JAKARTA, MettaNEWS – Gubernur Jawa Tengah Ahmad Luthfi menyatakan dukungan penuh terhadap langkah Komisi Pemberantasan Korupsi (KPK) yang melakukan operasi tangkap tangan (OTT) terhadap Bupati Sukoharjo, Etik Suryani.
Di sisi lain, Gubernur Luthfi memastikan roda pemerintahan dan pelayanan publik di Kabupaten Sukoharjo tetap berjalan normal meski kepala daerahnya tengah menghadapi proses hukum.
Pernyataan tersebut disampaikan Ahmad Luthfi usai menghadiri Konferensi Nasional Kusta 2026 di Grand Sahid Jaya, Jakarta, Jumat (10/7/2026).
Luthfi mengaku prihatin atas peristiwa tersebut. Menurutnya, upaya mewujudkan pemerintahan yang bersih dan berintegritas harus dimulai dari keteladanan seorang pemimpin.
“Kita prihatin. Saya sudah berulang-ulang kali menyampaikan bahwa untuk menciptakan clean and good government itu berangkatnya dari pimpinannya. Ikan itu busuknya dari kepala. Artinya, pemimpin harus memberikan contoh dan suri teladan dalam setiap kegiatan,” tegasnya.
Menurut Luthfi, prinsip tata kelola pemerintahan yang baik harus diterapkan oleh seluruh pejabat dalam setiap aspek penyelenggaraan pemerintahan, mulai dari penggunaan kewenangan, pengelolaan anggaran, hingga pertanggungjawaban pelaksanaan tugas. Seluruh proses pemerintahan harus berjalan secara transparan, akuntabel, dan sesuai ketentuan yang berlaku.
Ia berharap seluruh kepala daerah dan pejabat di berbagai tingkatan menjadikan integritas sebagai landasan utama dalam menjalankan amanah.
“Ini kuncinya. Saya sangat prihatin dan sangat mendukung apa yang dilakukan KPK karena equality before the law, semua sama di muka hukum,” tandasnya.

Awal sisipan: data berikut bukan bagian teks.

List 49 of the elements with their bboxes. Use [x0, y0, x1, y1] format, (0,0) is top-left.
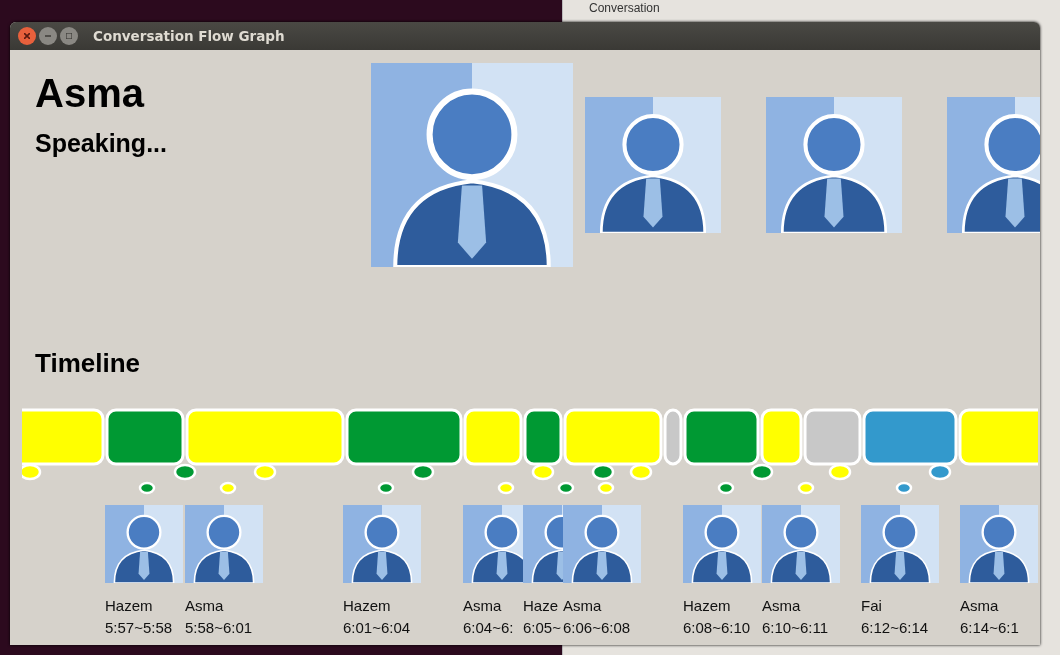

Meski demikian, Luthfi menegaskan proses hukum yang sedang berjalan tidak boleh mengganggu pelayanan kepada masyarakat. Pemerintah Provinsi Jawa Tengah akan memberikan pendampingan kepada Pemerintah Kabupaten Sukoharjo agar aktivitas pemerintahan tetap berlangsung sebagaimana mestinya.
“Siapa pun pemimpinnya yang menghadapi persoalan hukum, pelayanan pemerintahan dan pelayanan publik tidak boleh terganggu. Kita akan backup jalannya pemerintahan di Sukoharjo. Nanti akan kita tunjuk pelaksana tugas (Plt) sesuai ketentuan apabila proses hukumnya telah memenuhi persyaratan,” katanya.
Sebelumnya, KPK melakukan operasi tangkap tangan di Kabupaten Sukoharjo pada Kamis (9/7/2026) malam. Sejumlah orang diamankan untuk menjalani pemeriksaan, termasuk Bupati Sukoharjo Etik Suryani.
Berdasarkan informasi yang berkembang, OTT tersebut diduga berkaitan dengan perkara pemerasan terhadap sejumlah perangkat daerah di lingkungan Pemerintah Kabupaten Sukoharjo.
Hingga saat ini, KPK masih melakukan pemeriksaan dan pendalaman terhadap pihak-pihak yang diamankan serta belum menyampaikan konstruksi perkara secara resmi.